Ира села напротив. Дистанция.
— Витя от меня ушел, — начала Софья Петровна.
— Знаю.
— Я его больше не вижу.
— И?
— И мне плохо. Очень плохо.
— Сочувствую.
Ира была холодна. Но не злая. Просто равнодушная.
— Ира, я ошиблась.
— В чем именно?
— В ультиматуме. В требованиях. В… во всем.
— Угу.
— Прости меня.
Ира посмотрела внимательно.
— За что простить?
— За то, что портила жизнь. За то, что лезла в ваши дела. За то, что заставила Витю выбирать.
— А еще за что?
Софья Петровна растерялась.
— Не понимаю.
— За два года издевательств. За каждый день, когда я чувствовала себя лишней в собственном доме. За то, что пыталась разрушить мой брак.
— Я не хотела…
— Хотели. Очень хотели.
Софья Петровна опустила голову.
— Да. Хотела. Думала, он мне принадлежит.
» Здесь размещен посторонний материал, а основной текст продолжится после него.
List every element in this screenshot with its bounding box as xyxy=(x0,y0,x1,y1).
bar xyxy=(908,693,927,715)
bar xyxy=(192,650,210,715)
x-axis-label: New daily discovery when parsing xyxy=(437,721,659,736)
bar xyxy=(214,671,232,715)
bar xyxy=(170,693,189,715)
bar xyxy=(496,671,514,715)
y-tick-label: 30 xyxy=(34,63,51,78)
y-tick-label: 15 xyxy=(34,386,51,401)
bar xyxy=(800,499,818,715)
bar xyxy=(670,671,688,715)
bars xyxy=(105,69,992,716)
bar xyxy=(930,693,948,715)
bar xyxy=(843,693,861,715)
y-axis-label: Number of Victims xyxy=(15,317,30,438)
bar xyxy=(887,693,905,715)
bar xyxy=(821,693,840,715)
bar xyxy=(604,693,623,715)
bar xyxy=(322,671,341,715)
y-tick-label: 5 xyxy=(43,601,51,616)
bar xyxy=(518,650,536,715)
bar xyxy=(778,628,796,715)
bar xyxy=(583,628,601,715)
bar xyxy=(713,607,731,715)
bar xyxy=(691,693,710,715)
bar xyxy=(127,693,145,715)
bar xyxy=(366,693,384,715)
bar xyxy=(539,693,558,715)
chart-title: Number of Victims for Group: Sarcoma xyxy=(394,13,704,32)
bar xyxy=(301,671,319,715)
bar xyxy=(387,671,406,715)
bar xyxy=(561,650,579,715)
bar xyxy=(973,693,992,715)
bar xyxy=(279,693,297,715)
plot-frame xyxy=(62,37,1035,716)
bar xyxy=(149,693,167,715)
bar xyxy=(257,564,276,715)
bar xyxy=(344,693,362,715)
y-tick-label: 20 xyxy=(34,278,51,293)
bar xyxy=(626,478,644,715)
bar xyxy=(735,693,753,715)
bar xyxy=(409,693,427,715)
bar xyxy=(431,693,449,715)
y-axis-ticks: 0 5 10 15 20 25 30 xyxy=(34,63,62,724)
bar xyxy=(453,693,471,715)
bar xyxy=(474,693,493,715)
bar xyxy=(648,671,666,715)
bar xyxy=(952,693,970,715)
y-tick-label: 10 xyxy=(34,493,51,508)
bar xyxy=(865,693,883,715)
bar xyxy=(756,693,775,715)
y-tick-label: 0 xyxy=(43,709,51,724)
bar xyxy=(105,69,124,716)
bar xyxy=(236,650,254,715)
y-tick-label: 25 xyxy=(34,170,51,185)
— Никто никому не принадлежит. Люди выбирают быть вместе.
— Понимаю теперь.
— Поняли, когда остались одна?
— Да.
Ира откинулась на спинку стула.
— Что вы хотите от меня?
— Хочу, чтобы Витя вернулся домой.
— К вам?
— К нам. Ко мне и к тебе.
— Серьезно?
— Очень серьезно.
Ира помолчала.
— Условия будут другие.
— Какие?
— Мы с Витей живем как муж и жена. Без вашего контроля. Вы можете приходить в гости. По приглашению.
— То есть не каждый день?
— Не каждый день. Когда мы пригласим.
Софья Петровна кивнула.
— Согласна.
— И никаких претензий к тому, как я готовлю, убираю, живу.
— Согласна.
— И если начнете снова войну — уйдем навсегда.
— Не начну. Обещаю.
Ира встала.
— Поговорю с Витей.
— Спасибо.
— Не благодарите. Делаю не для вас. Для него. Он скучает по дому.
Вечером Витя пришел домой. Софья Петровна сидела на кухне.
— Мам, Ира рассказала. Правда хочешь изменить все?
— Правда, сын.
— Не получится играть роль. Долго не выдержишь.
— Не играю. Понял наконец, что важнее — быть правой или быть с семьей.
Витя обнял мать.
— Ира сказала — можешь приходить к нам в воскресенье. На обед.
— А каждый день?
— Каждый день мы живем вдвоем. Муж и жена.
Софья Петровна вздохнула.
— Буду привыкать.
На следующий день Ира вернулась. Привезла вещи, поставила цветы на стол. Витя помогал.
— Мам будет приходить раз в неделю, — сказал он.
— Знаю. Мы договорились.
— А если снова начнет?
— Не начнет. Теперь знает цену своим ультиматумам.
Софья Петровна действительно изменилась. Приходила в воскресенье, ела обед, немного разговаривала и уходила. Никаких претензий, никаких советов.
Через полгода Ира разрешила ей приходить дважды в неделю. Еще через год — помогать с готовкой.
— Ты ее простила? — спросил Витя.
— Не простила. Просто поняла: она получила урок. Жесткий, но справедливый.
— А что за урок?
— Кто ставит ультиматумы, должен быть готов к последствиям.
Витя обнял жену.
— Ты умная.
— Не умная. Просто знаю: в семье должны быть границы. Четкие и непреодолимые.